The steady practice of ignoring what doesn’t matter so as to attend to issues of utmost importance made the desert monks a people of remarkable compassion. While vigilant in holding their own feet to the fire, they were surprisingly gentle in dealing with younger and weaker members of the monastic community. They resisted every impulse to judge—Abba Macarius was known to “cover the faults of others . . . as though he did not see them.” Some of the Desert Christians seemed almost casual in their treatment of others’ sins, and reckless in forgiveness.

Abba Gelasius dealt gently with a brother who stole a leather Bible from his cell. The young monk took it to a bookseller, who said he would need to ask around to see what it was worth and then get back to him. When the monk returned, the bookseller explained, “I had to talk to Abba Gelasius about this, since he knows the worth of these books more than anyone else. He said you shouldn’t accept anything less than a hundred dollars for it. This is a valuable book. You’ve got something precious here.”

“Is that all he said?” the young man asked with chagrin. “He didn’t ask about who was trying to sell it?”

“No, he didn’t say a thing.” So the young monk took the book back to the monastery and to Abba Gelasius, knowing he’d found something more precious than a valuable book: the forgiveness of an older brother.

Another elder, Abba Ammonas, was invited by his colleagues to confront a lapsed brother over his alleged moral failures with women. When the erring young monk heard that they were coming to his cell, where he happened to have a woman hiding at the time, he quickly concealed her in a large barrel. Ammonas came in, realized what was going on, and sat atop the barrel while the rest of the monks searched for the woman. “What is this?” he finally said. “May God forgive you for unjustly accusing this poor man.”

After praying, Ammonas made the others leave, took the errant monk by the hand and simply said, “Brother, be on your guard.” That was all—no lectures, no shaming.
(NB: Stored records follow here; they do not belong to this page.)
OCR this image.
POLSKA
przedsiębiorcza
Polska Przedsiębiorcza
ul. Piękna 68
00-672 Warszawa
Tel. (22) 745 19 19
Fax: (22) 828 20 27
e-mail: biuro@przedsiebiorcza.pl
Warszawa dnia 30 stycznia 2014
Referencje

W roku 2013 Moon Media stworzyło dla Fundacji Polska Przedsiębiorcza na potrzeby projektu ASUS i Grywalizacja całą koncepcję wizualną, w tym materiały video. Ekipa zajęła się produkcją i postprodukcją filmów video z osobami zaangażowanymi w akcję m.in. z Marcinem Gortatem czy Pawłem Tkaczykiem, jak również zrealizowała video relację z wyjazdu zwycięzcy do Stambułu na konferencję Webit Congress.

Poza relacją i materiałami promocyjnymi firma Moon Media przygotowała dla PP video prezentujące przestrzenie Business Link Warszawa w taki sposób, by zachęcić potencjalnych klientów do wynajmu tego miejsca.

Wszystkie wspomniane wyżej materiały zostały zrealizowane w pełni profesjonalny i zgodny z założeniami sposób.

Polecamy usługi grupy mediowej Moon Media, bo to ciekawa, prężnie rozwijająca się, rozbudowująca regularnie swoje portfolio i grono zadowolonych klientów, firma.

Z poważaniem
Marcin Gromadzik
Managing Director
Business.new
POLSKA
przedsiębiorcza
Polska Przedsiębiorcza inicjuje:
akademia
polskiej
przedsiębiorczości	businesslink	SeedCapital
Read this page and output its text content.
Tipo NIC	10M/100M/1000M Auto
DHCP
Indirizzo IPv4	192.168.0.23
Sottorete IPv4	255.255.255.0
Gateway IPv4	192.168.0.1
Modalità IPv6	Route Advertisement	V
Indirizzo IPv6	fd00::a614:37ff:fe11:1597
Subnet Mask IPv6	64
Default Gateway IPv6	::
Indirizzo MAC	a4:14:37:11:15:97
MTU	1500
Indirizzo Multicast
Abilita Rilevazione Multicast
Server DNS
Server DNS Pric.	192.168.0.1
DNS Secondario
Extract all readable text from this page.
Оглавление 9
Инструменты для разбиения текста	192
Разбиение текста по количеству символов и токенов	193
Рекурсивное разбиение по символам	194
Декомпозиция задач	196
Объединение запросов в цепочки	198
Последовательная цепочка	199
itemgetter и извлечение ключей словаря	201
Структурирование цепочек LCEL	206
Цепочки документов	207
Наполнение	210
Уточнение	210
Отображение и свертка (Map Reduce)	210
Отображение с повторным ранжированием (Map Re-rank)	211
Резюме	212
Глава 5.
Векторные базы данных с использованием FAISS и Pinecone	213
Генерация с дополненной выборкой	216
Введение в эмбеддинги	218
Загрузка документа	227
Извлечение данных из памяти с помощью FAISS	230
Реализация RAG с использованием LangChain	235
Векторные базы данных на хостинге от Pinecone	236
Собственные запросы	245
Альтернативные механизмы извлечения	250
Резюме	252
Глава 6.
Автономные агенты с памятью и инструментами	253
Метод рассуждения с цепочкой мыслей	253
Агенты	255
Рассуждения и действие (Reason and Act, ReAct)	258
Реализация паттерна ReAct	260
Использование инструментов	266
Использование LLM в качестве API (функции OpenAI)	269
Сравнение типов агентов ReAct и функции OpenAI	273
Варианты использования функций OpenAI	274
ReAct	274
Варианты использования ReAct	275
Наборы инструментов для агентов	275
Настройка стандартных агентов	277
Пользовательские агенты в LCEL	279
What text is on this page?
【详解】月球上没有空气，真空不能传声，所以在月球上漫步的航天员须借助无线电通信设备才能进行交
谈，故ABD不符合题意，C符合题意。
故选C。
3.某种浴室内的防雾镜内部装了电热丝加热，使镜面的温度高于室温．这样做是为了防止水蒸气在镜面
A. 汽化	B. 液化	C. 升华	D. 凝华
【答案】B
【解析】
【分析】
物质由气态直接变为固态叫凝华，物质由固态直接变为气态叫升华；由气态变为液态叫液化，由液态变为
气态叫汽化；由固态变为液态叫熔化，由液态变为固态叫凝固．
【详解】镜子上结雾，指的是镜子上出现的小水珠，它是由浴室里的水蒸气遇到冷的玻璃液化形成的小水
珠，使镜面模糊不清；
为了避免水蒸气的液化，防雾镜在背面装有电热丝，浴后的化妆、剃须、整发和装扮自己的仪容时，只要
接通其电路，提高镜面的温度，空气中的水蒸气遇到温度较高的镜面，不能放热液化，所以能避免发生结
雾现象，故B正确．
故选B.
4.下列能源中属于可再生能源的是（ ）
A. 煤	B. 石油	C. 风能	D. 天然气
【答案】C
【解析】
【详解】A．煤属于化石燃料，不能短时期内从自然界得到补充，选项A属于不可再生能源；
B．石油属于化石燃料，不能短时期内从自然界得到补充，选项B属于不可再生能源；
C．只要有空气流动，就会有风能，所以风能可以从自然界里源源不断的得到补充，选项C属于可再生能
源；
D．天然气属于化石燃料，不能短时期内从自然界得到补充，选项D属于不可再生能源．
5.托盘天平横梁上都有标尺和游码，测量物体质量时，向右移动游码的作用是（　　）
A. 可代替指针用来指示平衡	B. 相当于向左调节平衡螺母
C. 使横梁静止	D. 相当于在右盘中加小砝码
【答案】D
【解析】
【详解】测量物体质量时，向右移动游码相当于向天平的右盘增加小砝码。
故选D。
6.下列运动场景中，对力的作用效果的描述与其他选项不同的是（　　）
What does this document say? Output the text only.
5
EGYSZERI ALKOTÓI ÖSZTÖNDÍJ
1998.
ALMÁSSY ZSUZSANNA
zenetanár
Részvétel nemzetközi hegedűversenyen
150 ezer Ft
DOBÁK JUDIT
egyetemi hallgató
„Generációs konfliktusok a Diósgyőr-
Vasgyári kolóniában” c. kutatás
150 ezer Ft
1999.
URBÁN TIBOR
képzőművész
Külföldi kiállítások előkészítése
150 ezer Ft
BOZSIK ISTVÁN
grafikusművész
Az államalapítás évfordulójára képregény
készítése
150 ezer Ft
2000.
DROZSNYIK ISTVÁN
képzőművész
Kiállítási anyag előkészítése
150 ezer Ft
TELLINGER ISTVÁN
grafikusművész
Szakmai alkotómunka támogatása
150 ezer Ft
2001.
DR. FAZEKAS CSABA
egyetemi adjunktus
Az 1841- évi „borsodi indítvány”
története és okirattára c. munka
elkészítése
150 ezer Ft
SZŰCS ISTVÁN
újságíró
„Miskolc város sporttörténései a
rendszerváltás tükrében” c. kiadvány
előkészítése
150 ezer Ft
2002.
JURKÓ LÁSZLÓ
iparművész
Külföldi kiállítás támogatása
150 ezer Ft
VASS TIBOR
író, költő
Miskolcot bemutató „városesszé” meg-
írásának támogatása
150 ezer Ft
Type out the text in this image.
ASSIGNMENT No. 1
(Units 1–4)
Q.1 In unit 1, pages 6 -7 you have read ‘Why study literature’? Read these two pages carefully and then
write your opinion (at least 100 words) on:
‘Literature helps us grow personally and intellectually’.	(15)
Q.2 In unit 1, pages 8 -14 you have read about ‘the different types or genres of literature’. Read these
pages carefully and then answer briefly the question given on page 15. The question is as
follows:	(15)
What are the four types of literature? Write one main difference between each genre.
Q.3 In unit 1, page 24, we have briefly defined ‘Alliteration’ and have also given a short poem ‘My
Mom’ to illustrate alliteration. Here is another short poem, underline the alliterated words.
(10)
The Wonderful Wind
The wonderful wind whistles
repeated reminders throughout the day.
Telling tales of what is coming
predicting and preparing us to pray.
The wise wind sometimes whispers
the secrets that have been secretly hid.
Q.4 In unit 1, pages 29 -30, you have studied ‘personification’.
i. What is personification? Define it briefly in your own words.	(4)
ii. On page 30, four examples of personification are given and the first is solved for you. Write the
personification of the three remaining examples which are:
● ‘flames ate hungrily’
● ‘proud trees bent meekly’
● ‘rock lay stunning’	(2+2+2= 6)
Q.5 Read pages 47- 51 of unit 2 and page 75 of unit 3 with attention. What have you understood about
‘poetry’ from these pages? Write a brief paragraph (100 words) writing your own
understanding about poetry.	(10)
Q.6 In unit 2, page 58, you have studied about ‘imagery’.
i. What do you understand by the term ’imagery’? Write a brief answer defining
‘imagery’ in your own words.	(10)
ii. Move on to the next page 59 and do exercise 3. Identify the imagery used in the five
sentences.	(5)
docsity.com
By putting the best possible cast on the younger brother’s reputation in front of the others, Ammonas invited him to live into the confidence that he had in him, knowing that what you see in others is what you get. This is the nature of the love that the monks practiced.

The desert monks were hard-headed realists, knowing well their own propensity to sin. As one abba said to his disciple, “Brother, the monastic life is this: I rise up and I fall down, I rise up and I fall down, I rise up and I fall down.” But with respect to others, their pattern was always to anticipate and evoke the true self while ignoring every manifestation of the false self. John Climacus went so far as to say, “Don’t judge anybody. Period. Even if you see them doing something wrong with your own eyes! Appearances can be deceiving. You may be wrong. Don’t judge.” As a result, the weaker brothers and sisters quickly became what the others expected them to be. How much can we ignore, the Desert Christians continually asked themselves, and having done that, how much can we love?

As I reflect on these monks while amid the high desert expanse of western Wyoming, there’s a lot that I can ignore. I don’t have to nurture a false self in the images I present to others. I can release the nagging weariness of acedia that leads so often to despair. I can practice what the desert teaches about a spirituality of cultural resistance. There’s also much I can love. I can claim my own true self, free to delight in others without having to manage their impressions of me. I can accept once again the quiet discipline of attending to what I love doing most.

Abba Poemen spoke of the astonishing possibility of “dying before one dies.” Can we be free to let go of what’s unimportant? In dying to the things that frighten and bind us most, can we embrace a fearlessness that frees us to love fiercely? The desert saints would say this is how we finally learn to ignore what doesn’t matter, so as to give ourselves in delight to a beauty that matters more than anything else.